Arzneimittel und Therapie

Mit Nadeln gegen Nervenschmerzen

Akupunktur kann betroffenen Krebspatienten langfristig helfen

Die Polyneuropathie ist eine Nebenwirkung, die bei Chemotherapien beispielsweise mit Platinverbindungen, Taxanen und anderen Mitosehemmern auftritt. Sie schränkt die Lebensqualität der Betroffenen nach dem Überleben der Krebserkrankung oft langfristig ein. Auf der Suche nach einer gut verträglichen, evidenzbasierten Behandlung wurde nun die Therapie mittels Akupunktur genauer unter die Lupe genommen.

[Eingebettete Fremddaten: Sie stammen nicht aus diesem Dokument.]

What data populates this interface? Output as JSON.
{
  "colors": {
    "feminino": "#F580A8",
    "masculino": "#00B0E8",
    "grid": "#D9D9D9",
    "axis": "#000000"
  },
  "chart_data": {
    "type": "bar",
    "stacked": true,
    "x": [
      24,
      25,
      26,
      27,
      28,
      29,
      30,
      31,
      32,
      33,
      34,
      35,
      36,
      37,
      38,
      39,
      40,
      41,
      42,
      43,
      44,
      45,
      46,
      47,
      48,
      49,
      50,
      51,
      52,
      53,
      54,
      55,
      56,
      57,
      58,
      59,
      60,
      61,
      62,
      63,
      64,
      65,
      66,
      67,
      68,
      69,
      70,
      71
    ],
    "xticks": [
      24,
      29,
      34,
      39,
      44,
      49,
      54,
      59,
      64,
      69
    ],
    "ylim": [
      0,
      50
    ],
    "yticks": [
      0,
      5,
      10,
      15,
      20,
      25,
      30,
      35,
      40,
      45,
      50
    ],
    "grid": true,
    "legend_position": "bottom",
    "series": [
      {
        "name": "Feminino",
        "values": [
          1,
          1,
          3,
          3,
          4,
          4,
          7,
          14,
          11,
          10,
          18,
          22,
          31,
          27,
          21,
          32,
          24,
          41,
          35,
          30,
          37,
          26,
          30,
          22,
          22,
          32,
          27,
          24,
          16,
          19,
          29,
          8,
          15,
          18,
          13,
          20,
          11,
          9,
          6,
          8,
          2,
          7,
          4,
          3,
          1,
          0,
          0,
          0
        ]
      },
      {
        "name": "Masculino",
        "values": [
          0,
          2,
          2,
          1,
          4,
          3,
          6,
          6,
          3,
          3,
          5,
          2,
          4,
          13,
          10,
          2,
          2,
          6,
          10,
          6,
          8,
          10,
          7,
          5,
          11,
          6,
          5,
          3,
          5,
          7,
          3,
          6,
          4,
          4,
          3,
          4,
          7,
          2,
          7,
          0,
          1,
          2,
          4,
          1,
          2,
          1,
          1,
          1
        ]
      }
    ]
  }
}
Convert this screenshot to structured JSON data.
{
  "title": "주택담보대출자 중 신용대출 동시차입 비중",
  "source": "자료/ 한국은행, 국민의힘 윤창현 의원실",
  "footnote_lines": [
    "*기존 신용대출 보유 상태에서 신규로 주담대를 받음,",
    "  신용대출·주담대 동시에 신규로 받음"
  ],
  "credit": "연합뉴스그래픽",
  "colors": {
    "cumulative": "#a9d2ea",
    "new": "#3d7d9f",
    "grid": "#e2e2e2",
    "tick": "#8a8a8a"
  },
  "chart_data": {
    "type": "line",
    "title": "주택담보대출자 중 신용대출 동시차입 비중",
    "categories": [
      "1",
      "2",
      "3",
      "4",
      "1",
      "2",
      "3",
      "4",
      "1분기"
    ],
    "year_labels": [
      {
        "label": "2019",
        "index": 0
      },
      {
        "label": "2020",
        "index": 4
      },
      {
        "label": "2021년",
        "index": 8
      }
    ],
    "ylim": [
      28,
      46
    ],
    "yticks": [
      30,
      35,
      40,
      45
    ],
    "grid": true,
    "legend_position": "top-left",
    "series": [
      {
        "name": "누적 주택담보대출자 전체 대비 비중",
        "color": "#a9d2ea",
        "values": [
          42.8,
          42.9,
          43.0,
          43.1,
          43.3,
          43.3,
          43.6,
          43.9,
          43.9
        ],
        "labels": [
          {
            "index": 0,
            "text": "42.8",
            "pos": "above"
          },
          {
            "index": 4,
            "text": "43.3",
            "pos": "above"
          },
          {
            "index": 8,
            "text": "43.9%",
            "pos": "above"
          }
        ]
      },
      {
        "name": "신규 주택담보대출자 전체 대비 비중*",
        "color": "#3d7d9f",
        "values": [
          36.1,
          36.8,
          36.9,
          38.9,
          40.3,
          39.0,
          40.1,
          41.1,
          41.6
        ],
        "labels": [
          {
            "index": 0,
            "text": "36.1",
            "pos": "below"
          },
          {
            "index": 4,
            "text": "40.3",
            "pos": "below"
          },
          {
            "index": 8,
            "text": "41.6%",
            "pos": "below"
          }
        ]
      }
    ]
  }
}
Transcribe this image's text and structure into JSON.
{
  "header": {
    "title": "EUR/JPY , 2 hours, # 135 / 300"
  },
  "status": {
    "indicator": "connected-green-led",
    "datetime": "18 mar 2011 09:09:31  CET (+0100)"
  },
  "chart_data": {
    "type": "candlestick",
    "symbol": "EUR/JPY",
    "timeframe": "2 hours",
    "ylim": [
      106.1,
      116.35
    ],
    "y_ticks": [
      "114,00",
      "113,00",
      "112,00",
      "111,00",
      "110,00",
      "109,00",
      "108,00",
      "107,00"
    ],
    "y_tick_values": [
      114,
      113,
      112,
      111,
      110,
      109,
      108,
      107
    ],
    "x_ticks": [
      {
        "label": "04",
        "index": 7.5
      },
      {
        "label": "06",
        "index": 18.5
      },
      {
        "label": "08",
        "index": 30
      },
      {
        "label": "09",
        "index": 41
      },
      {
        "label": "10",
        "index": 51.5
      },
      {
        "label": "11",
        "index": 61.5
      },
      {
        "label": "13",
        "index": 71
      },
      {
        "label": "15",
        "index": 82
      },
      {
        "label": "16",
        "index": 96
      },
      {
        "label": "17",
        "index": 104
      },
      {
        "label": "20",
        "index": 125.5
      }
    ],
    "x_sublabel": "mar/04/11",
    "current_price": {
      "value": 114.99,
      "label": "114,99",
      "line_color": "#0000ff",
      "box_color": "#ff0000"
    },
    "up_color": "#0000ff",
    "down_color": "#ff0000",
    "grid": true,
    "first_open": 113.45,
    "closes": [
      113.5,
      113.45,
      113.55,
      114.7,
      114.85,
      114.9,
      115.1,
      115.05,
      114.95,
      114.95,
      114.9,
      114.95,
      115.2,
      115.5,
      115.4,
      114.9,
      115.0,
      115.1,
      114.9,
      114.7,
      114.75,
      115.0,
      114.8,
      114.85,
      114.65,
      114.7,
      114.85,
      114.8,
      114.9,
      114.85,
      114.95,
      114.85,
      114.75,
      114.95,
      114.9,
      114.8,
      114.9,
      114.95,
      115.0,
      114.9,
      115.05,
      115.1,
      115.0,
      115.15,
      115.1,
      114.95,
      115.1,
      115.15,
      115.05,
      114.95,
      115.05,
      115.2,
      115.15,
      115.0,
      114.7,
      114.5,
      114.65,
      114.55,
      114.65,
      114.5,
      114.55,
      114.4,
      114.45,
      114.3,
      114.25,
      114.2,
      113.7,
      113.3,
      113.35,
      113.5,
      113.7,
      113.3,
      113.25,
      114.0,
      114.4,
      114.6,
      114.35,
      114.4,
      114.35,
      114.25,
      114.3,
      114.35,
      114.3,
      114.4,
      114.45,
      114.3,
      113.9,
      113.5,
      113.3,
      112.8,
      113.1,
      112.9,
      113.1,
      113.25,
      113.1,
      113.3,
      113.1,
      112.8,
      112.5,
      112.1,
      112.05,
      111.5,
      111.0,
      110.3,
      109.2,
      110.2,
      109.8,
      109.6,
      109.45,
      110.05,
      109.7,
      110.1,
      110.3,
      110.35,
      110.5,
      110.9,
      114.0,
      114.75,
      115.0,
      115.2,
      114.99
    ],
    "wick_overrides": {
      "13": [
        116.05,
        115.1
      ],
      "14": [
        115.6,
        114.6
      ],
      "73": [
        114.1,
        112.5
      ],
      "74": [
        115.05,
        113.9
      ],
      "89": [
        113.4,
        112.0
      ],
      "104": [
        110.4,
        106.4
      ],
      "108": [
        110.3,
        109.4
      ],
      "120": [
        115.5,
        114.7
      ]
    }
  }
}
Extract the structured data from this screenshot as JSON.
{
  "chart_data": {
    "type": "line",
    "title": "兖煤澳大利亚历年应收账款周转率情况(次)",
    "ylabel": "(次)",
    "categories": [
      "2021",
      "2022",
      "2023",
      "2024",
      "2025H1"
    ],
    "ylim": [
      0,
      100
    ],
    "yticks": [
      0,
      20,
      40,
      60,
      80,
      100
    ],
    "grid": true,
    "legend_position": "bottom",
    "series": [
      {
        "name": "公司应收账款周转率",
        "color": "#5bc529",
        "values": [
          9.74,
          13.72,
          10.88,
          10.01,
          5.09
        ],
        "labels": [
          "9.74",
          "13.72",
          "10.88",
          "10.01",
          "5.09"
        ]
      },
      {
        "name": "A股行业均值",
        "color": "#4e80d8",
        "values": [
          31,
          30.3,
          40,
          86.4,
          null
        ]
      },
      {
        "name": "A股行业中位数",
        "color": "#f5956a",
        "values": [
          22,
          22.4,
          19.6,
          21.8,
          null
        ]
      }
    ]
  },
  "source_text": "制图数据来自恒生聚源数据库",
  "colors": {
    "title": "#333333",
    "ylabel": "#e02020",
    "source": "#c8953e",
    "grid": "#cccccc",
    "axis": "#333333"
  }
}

Aufgrund der Zunahme an Krebserkrankungen tritt eine Polyneuropathie immer häufiger als Folge einer Chemotherapie auf. Grundsätzlich ist diese nach Beendigung der Therapie reversibel, jedoch muss mit einer langen Regenerationsphase gerechnet werden. Ungefähr die Hälfte aller Polyneuropathien geht mit Schmerzen einher. Polyneuropathische Schmerzen unterscheiden sich in ihrer Entstehung signifikant von nozizeptiven Schmerzen. Durch eine Schädigung somatosensorischer Nervenstrukturen kommt es spontan zur Aktivierung der Nerven mittels überaktiver Natriumkanäle, Entzündungs­mediatoren und Wachstumsfaktoren. In einer Metaanalyse wurden zur Behandlung der Neuropathie kürzlich folgende Wirkstoffe als Mittel der ersten Wahl genannt: Gabapentin, Pregabalin, Duloxetin, Venlafaxin und trizyklische Antidepressiva (z. B. Amitriptylin). Begleitend können Physiotherapie, Ergotherapie und körperliches Training hilfreich sein. Die Akupunktur wird vom Krebsinformationsdienst bislang als experimentelles Behandlungsverfahren, dessen Wirksamkeit nicht sicher belegt ist, aufgeführt. Hierzu werden weitere Studien als notwendig erachtet.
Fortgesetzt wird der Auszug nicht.